小楠公楠木正行の辞世の句、如意輪寺の扉に矢の先で刻まれた実物

宝物殿では正行公が書いた、辞世の句が見れます


この石碑が直筆を参考にしたのものだそうです、菊の花を使用した家紋は天皇家の象徴、楠木正成の忠義に感謝して、後醍醐天皇は正成に菊の紋を下賜したそうですが、恐れ多くて菊水にしたそうです。

※ 下賜した = 上の人が下の人にあげる様子

如意輪寺
北条幕府を倒し、建武中興を成しとげた後醍醐天皇は、足利氏との争いのため京都を逃れ、吉野山へ行幸以来四年間、吉野の行宮に過ごされました。延元四年(一三三九) 病床に就かれ「身は仮へ南山の苔に埋まるとも魂魄は常に北 (京都)の天を望まん」と都をあこがれ遂に崩御されました。天皇の遺骸をそのまま北向きに葬ったのが塔尾陵です。次帝後村上天皇の正平二年 (三四七) 十二月楠木正行公の一族郎党百四十三人が、四条畷(大阪府)の決戦(足利の武将高師直との戦)に向うにあたり、吉野の皇居に天 皇と今生の別れを告げ、先帝の御陵に参拝の後、如意輪堂に詣で皆を切って仏前に奉納、過去帳に姓名を記し最後正行公は、鏃をもって御堂の扉に
かえらじと かねておもへば 梓弓 なきかずにいる 名をぞとどむる
辞世の句を残して四条畷に向いましたが衆寡敵せず、弟 正時と共に最期をとげました。現在の建物は、約三百五十年前の再建で正行公の歌をとどめた扉は寺宝として、宝物殿に保存されています。

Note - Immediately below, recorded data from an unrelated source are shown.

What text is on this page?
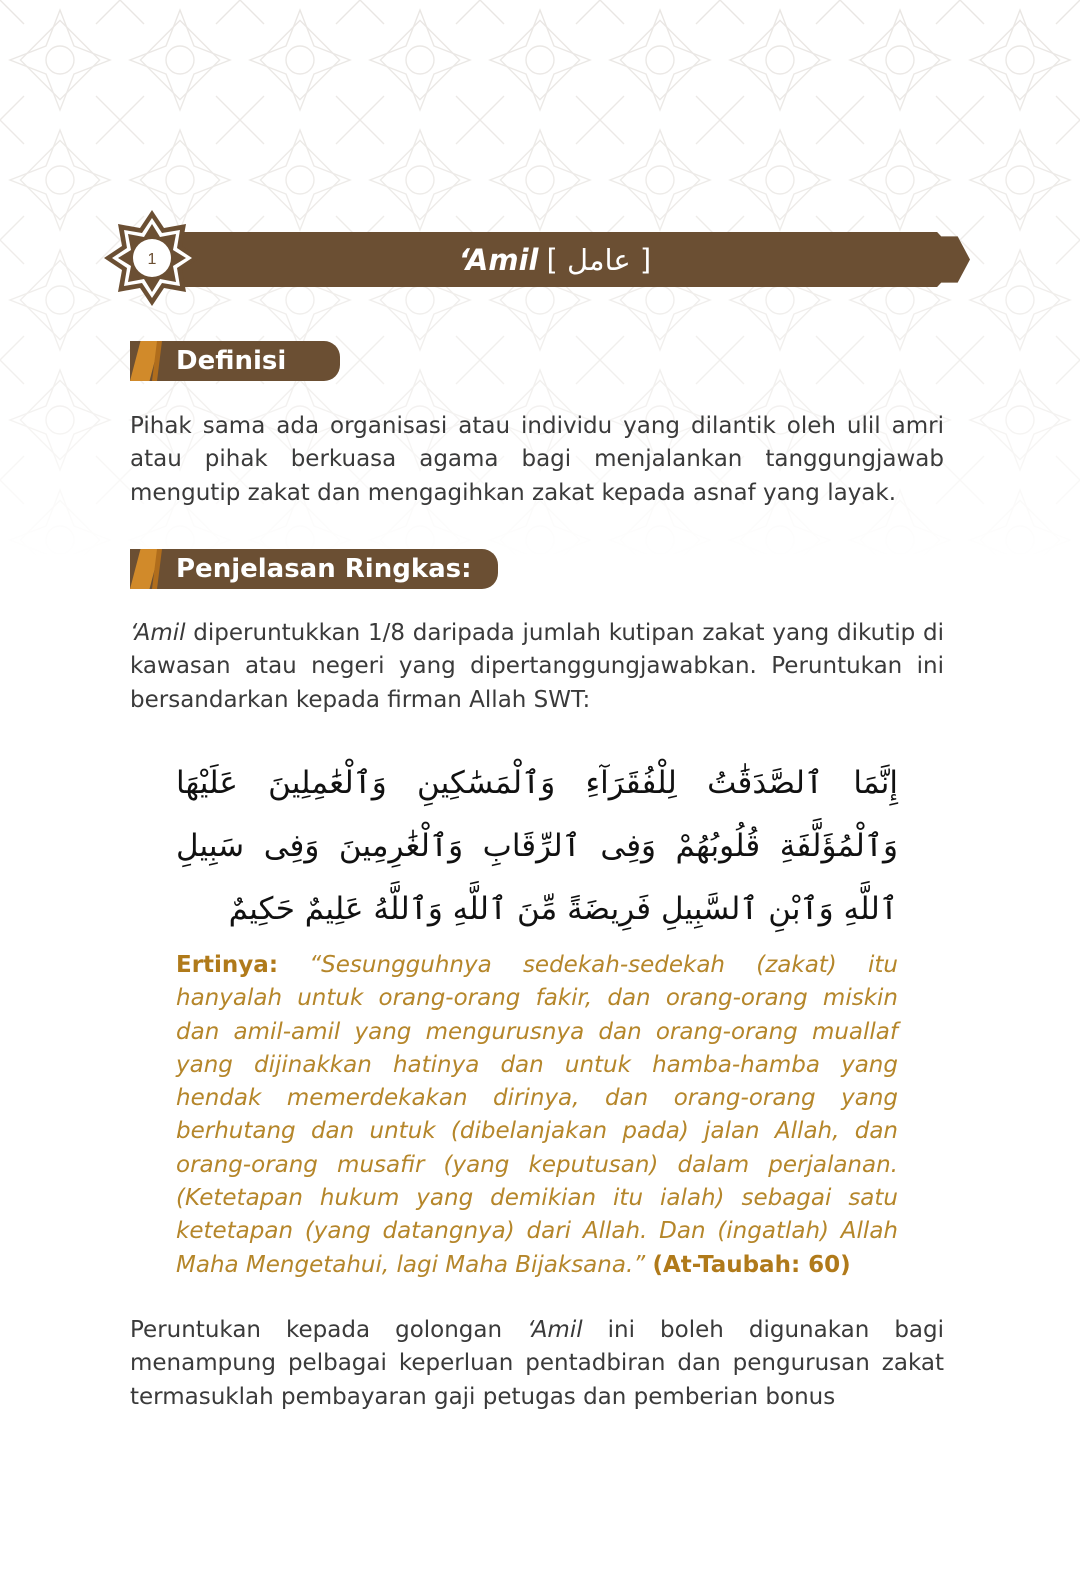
‘Amil [ عامل ]
1
Definisi

Pihak sama ada organisasi atau individu yang dilantik oleh ulil amri atau pihak berkuasa agama bagi menjalankan tanggungjawab mengutip zakat dan mengagihkan zakat kepada asnaf yang layak.

Penjelasan Ringkas:

‘Amil diperuntukkan 1/8 daripada jumlah kutipan zakat yang dikutip di kawasan atau negeri yang dipertanggungjawabkan. Peruntukan ini bersandarkan kepada firman Allah SWT:

إِنَّمَا ٱلصَّدَقَٰتُ لِلْفُقَرَآءِ وَٱلْمَسَٰكِينِ وَٱلْعَٰمِلِينَ عَلَيْهَا وَٱلْمُؤَلَّفَةِ قُلُوبُهُمْ وَفِى ٱلرِّقَابِ وَٱلْغَٰرِمِينَ وَفِى سَبِيلِ ٱللَّهِ وَٱبْنِ ٱلسَّبِيلِ فَرِيضَةً مِّنَ ٱللَّهِ وَٱللَّهُ عَلِيمٌ حَكِيمٌ
Ertinya: “Sesungguhnya sedekah-sedekah (zakat) itu hanyalah untuk orang-orang fakir, dan orang-orang miskin dan amil-amil yang mengurusnya dan orang-orang muallaf yang dijinakkan hatinya dan untuk hamba-hamba yang hendak memerdekakan dirinya, dan orang-orang yang berhutang dan untuk (dibelanjakan pada) jalan Allah, dan orang-orang musafir (yang keputusan) dalam perjalanan. (Ketetapan hukum yang demikian itu ialah) sebagai satu ketetapan (yang datangnya) dari Allah. Dan (ingatlah) Allah Maha Mengetahui, lagi Maha Bijaksana.” (At-Taubah: 60)

Peruntukan kepada golongan ‘Amil ini boleh digunakan bagi menampung pelbagai keperluan pentadbiran dan pengurusan zakat termasuklah pembayaran gaji petugas dan pemberian bonus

正行公は若干23歳でした

楠木正成の長男が楠木正行公で、足利尊氏軍との四条畷の戦に際し、最後の戦いとの覚悟の上、如意輪寺に詣で正面の扉に鏃(矢の先)で辞世の句を記しました。
その刀で書いた辞世の句が、

かえらじと かねて思へば 梓弓 なき数にいる 名をぞとどむる
=もう生きて帰らないとかねてから決意しているので、死者の仲間入りをする自分達の名を書き残しておく

またこの時に正行公と従う143人が奉納した髻が、御陵の西に埋められ楠塚とよばれましたが、現在の地に移転改葬され正行の髻塚として祀られています。

正平3年正月5日。四條畷の戦いは早朝よりはじまり、夕刻にまで及びます。敵将高師直の軍勢約5万、味方は5千、一気に本陣に向かい、師直の首を斬りましたが影武者の首でした。七度空に投げ上げ残念がります。遂に弟正時と差し違えて討死にします。時に正行23才、正時21才でした。
あと句を書かれた扉は 宝物殿に展示されてありそこは撮影禁止です。

野崎の四条畷神社におまいりし、島本駅出てすぐの公園で桜井の別れの銅像を見学し、神戸の湊川神社で大楠公をしっかりおまいりしてからの、今ここの如意輪寺なので直筆、直刀の辞世の句を書いた扉はいろんな思いがこみ上げてくるものです。大塔宮の身代わりとなった村上義光公、そして後醍醐天皇に小楠公、また来ます。